Search This Blog

Thursday, March 1, 2007

Preschool Jitters

Today marks the first day of preschool for my 4 year old son. I think the separation anxiety that I am about to go through today will more likely come from me. I can sense his excitement as he picked his new outfit for his first day in preschool. My kids don't go to daycare so they don't have a lot of social interaction with kids their age so I'm a little worried about how my son will act around other kids especially when he tends to get rough on his little brother. I was also worried about him following instructions when I think about how he disregard my instructions at times. Kids are resilient to change and can adapt to new environment quickly. When a change is about to occur, it helps kids to talk about it so there are no surprises. Talking to my son about school somewhat alleviated some of the tension on his first day in school. I told him the fun things he will do in school with his new friends.

He was hesitant to go inside the classroom as the other kids happily went about their routine. His teacher graciously let me stay for half an hour until he felt comfortable. When I was ready to leave, he clung to me and started to get teary eyed. Afraid that he will throw a fit, I offered to take him to the restroom so he won't feel embarrassed in case he starts crying. I reminded him of our conversation about school. I told him that he will need to stay in school while mommy does mommy things and he held up three fingers to reassure himself that I'll pick him up after three hours. The teacher's aid opened the door and gently nudged him towards the front of the room where the children had formed a circle. It was his first circle time. He didn't get a chance to look back as the aid purposely covered the view of the door so I can leave unnoticed. Standing just outside the door, I waved goodbye to the teacher to signal I was leaving. As I walked back to the car, I silently prayed for him to have a pleasant experience and hope that he will make friends easily. The teacher assured me that they will call me if he cries nonstop. I made sure that my phone's ringer was turned up all the way so as not to miss the phone call just in case. I kept checking on my phone during the first thirty minutes of having left the school. There was no phone call. When I picked him up, the teacher greeted the parents and grandparents at the door. I asked how his first day went and the teacher happily reported that he participated in their activities and did not cry when he noticed that I was gone. He got attached to the teacher's aid for a little while but was soon in the company of the other children. When I went inside the room, the children were again in a circle, where they remained until they were picked up. Relief swept over me when I saw him smile at me ~ an indication that he had a good day. As we walked to the car, he told me he wants to come back soon.

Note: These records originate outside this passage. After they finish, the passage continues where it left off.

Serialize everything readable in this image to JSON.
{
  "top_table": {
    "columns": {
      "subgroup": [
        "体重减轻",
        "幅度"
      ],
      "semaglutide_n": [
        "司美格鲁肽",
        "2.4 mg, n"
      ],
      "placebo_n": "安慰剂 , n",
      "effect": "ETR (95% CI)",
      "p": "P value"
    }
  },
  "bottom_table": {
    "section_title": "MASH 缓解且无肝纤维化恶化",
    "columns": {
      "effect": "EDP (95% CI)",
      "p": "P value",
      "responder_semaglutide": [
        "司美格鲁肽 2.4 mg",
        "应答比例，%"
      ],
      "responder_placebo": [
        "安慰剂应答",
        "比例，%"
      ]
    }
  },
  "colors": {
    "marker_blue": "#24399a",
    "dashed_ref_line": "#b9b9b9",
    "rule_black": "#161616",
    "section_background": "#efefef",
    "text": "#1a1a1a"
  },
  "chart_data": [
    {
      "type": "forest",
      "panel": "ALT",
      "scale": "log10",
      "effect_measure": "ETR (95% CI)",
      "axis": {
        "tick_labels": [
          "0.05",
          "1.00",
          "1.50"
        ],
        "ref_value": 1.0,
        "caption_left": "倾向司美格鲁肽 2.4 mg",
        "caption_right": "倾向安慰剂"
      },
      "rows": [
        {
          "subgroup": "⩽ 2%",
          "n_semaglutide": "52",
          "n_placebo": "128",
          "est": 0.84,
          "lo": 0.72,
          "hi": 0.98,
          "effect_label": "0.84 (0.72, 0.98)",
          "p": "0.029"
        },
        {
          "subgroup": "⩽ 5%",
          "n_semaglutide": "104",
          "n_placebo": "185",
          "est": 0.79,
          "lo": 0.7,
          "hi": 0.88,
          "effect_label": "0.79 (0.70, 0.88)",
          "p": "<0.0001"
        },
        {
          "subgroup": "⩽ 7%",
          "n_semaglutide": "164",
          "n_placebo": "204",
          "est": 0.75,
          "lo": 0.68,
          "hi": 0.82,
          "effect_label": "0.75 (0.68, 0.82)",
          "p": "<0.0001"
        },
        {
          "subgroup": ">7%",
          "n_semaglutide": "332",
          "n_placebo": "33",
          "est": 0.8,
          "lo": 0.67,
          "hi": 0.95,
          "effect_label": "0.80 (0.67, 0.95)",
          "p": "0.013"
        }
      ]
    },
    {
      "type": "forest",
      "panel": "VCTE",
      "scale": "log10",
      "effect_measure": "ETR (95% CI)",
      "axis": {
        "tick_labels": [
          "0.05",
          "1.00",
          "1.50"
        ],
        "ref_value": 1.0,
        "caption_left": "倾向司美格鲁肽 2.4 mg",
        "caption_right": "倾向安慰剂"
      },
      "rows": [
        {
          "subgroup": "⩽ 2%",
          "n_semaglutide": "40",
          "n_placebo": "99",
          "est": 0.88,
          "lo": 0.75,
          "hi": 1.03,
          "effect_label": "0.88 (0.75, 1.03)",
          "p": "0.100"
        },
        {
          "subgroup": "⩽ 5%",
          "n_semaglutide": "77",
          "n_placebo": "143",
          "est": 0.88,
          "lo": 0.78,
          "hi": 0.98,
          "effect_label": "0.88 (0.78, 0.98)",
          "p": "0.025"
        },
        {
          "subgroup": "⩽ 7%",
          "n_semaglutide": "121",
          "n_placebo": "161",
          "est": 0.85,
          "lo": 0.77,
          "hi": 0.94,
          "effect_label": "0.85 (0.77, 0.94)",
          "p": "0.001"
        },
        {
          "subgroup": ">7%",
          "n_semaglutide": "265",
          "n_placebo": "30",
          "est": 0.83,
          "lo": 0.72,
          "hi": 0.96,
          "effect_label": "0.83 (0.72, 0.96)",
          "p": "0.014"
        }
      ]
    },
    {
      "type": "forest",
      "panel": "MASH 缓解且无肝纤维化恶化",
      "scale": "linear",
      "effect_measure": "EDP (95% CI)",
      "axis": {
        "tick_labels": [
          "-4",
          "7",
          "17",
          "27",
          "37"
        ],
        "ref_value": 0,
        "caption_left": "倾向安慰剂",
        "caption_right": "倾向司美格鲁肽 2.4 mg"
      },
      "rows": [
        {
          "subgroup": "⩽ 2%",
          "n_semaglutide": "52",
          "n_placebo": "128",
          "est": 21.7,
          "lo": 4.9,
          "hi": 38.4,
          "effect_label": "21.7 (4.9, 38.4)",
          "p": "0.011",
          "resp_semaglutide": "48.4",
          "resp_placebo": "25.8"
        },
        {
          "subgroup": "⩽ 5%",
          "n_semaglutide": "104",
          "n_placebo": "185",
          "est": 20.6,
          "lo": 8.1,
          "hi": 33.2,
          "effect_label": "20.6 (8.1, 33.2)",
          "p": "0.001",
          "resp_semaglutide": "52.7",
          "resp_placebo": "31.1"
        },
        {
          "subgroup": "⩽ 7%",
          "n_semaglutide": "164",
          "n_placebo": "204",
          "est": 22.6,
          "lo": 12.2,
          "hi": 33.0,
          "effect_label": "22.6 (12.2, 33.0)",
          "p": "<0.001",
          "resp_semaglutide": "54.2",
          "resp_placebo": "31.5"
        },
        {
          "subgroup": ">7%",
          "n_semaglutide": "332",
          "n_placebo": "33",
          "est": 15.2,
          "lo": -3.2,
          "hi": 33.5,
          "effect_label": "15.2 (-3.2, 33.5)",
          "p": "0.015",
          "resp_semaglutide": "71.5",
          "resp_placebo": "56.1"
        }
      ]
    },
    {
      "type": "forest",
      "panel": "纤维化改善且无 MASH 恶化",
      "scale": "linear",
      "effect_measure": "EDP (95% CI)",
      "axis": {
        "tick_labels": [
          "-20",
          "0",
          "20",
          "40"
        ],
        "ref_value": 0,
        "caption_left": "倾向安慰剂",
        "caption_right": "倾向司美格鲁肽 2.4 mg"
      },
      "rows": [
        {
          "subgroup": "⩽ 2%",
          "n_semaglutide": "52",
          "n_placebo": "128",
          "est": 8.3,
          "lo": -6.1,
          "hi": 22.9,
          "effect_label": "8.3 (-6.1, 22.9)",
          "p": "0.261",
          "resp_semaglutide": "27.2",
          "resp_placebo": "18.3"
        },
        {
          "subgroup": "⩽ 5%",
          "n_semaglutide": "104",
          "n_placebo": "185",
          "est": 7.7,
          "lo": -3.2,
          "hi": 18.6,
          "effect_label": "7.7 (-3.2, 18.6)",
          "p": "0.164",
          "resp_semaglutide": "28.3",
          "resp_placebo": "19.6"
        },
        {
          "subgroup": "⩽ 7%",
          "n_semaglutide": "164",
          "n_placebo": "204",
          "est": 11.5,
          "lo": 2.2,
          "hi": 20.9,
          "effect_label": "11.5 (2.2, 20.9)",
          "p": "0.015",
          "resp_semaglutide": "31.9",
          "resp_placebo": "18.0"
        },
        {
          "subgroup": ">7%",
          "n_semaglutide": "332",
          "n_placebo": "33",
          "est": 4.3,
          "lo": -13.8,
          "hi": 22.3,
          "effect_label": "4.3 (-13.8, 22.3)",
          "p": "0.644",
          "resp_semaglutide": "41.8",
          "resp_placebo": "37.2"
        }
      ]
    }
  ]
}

The first day of school can be unsettling to children and to some parents as well. Here are some tips to cure your child's first day jitters:
-Talk to your child about going to school. Tell them about the fun things they will do and learn and the new friends they will make.
-Help your child feel good about himself or herself by praising good behavior.
-Get your child ready for school by introducing activities such reading, counting, and encourage their creativity through art.
-Set up an appointment with the school to visit for a few minutes so your child will see the other children.
-Let your child meet the teacher before the first day of school so your child doesn't feel like he or she is being left with a stranger.
-Get your child excited about school by buying supplies. Let your child pick his or her school bag.
-On the first day of school, speak with the teacher. Let your child see you do this so he or she will feel that you trust the teacher.
-On your way to school, remind your child that you will just drop him or her off and you will pick him up after school. It's still best to give your child a hug or (a high five) and quickly leave. You will just make it harder for yourself and your child if you linger. Don't worry if your child cries because crying will stop after a few minutes.
-When you pick up your child from school, ask how his or her day went. This will tell them that you are very interested and excited to hear about their day.

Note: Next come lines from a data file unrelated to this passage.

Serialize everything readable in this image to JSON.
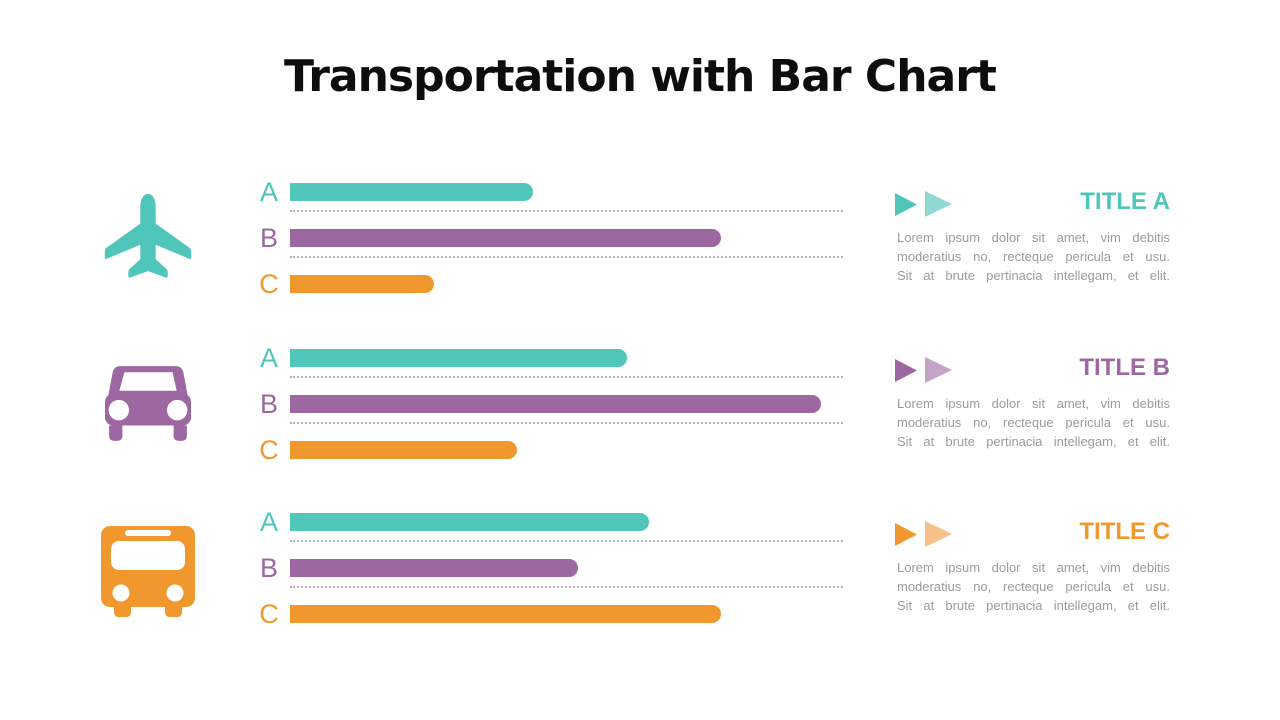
{
  "title": "Transportation with Bar Chart",
  "palette": {
    "teal": "#50C6BA",
    "teal_light": "#8FD9D1",
    "purple": "#9D68A1",
    "purple_light": "#C5A3C7",
    "orange": "#F0982E",
    "orange_light": "#F6C088",
    "body_text": "#9C9C9C",
    "title_text": "#0D0D0D",
    "dotted_line": "#B3B3B3"
  },
  "sections": [
    {
      "icon": "airplane",
      "title": "TITLE A",
      "body": "Lorem ipsum dolor sit amet, vim debitis\nmoderatius no, recteque pericula et usu.\nSit at brute pertinacia intellegam, et elit.",
      "bars": [
        {
          "label": "A",
          "percent": 44
        },
        {
          "label": "B",
          "percent": 78
        },
        {
          "label": "C",
          "percent": 26
        }
      ]
    },
    {
      "icon": "car",
      "title": "TITLE B",
      "body": "Lorem ipsum dolor sit amet, vim debitis\nmoderatius no, recteque pericula et usu.\nSit at brute pertinacia intellegam, et elit.",
      "bars": [
        {
          "label": "A",
          "percent": 61
        },
        {
          "label": "B",
          "percent": 96
        },
        {
          "label": "C",
          "percent": 41
        }
      ]
    },
    {
      "icon": "bus",
      "title": "TITLE C",
      "body": "Lorem ipsum dolor sit amet, vim debitis\nmoderatius no, recteque pericula et usu.\nSit at brute pertinacia intellegam, et elit.",
      "bars": [
        {
          "label": "A",
          "percent": 65
        },
        {
          "label": "B",
          "percent": 52
        },
        {
          "label": "C",
          "percent": 78
        }
      ]
    }
  ],
  "chart_data": [
    {
      "type": "bar",
      "orientation": "horizontal",
      "title": "TITLE A",
      "group": "airplane",
      "categories": [
        "A",
        "B",
        "C"
      ],
      "values": [
        44,
        78,
        26
      ],
      "unit": "percent-of-track",
      "xlim": [
        0,
        100
      ],
      "bar_colors": [
        "#50C6BA",
        "#9D68A1",
        "#F0982E"
      ],
      "grid": "dotted-separators"
    },
    {
      "type": "bar",
      "orientation": "horizontal",
      "title": "TITLE B",
      "group": "car",
      "categories": [
        "A",
        "B",
        "C"
      ],
      "values": [
        61,
        96,
        41
      ],
      "unit": "percent-of-track",
      "xlim": [
        0,
        100
      ],
      "bar_colors": [
        "#50C6BA",
        "#9D68A1",
        "#F0982E"
      ],
      "grid": "dotted-separators"
    },
    {
      "type": "bar",
      "orientation": "horizontal",
      "title": "TITLE C",
      "group": "bus",
      "categories": [
        "A",
        "B",
        "C"
      ],
      "values": [
        65,
        52,
        78
      ],
      "unit": "percent-of-track",
      "xlim": [
        0,
        100
      ],
      "bar_colors": [
        "#50C6BA",
        "#9D68A1",
        "#F0982E"
      ],
      "grid": "dotted-separators"
    }
  ]
}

Tips on choosing a preschool:
-If you have friends, relatives or co-workers with children, ask if they have any recommendations.
-Check preschools in your neighborhood. Set up an appointment to observe a class. This will give you the chance to meet the teachers and their assistants and see how they interact with children.
-Assess the facility. Is it clean? Is it secured? Is it easily accessible? Are the children happy? Are the teachers and aides friendly? Ask about their curriculum and their policy. Do they have an open door policy? Are parents encouraged to drop in anytime to observe their children? Rely on your instincts. If you don't feel good about the facility, keep looking.
-Is the price within your budget? Most communities have a partnership with a preschool and are more cost effective. You may also want to check the different programs that your school district offers (head start or state preschool, title 1 pre-kindergarten, and parent participation preschool where parents volunteer one day a week and attend monthly meetings. you may also want to check out parent co-op preschools in your area)

As parents, it is up to us to mold our children's perception of school. Because children are naturally curious, this is how they absorb and learn new things. Encourage intellectual and emotional growth by stimulating their curiosity ~ keep them interested in school. Participate in their school activities or simply help with their homework. Show appreciation in their development and be proud of their achievements no matter how small or big it is. Each child is unique and every child has his or her own way of learning. If you have more than one child (especially when they're close in age) be careful not to make any comparison. You wouldn't want to start sibling rivalry by praising one child more than the other. School is what we, parents make of it. So it is up to us to convey the message to our children that school is a fun and safe place to learn.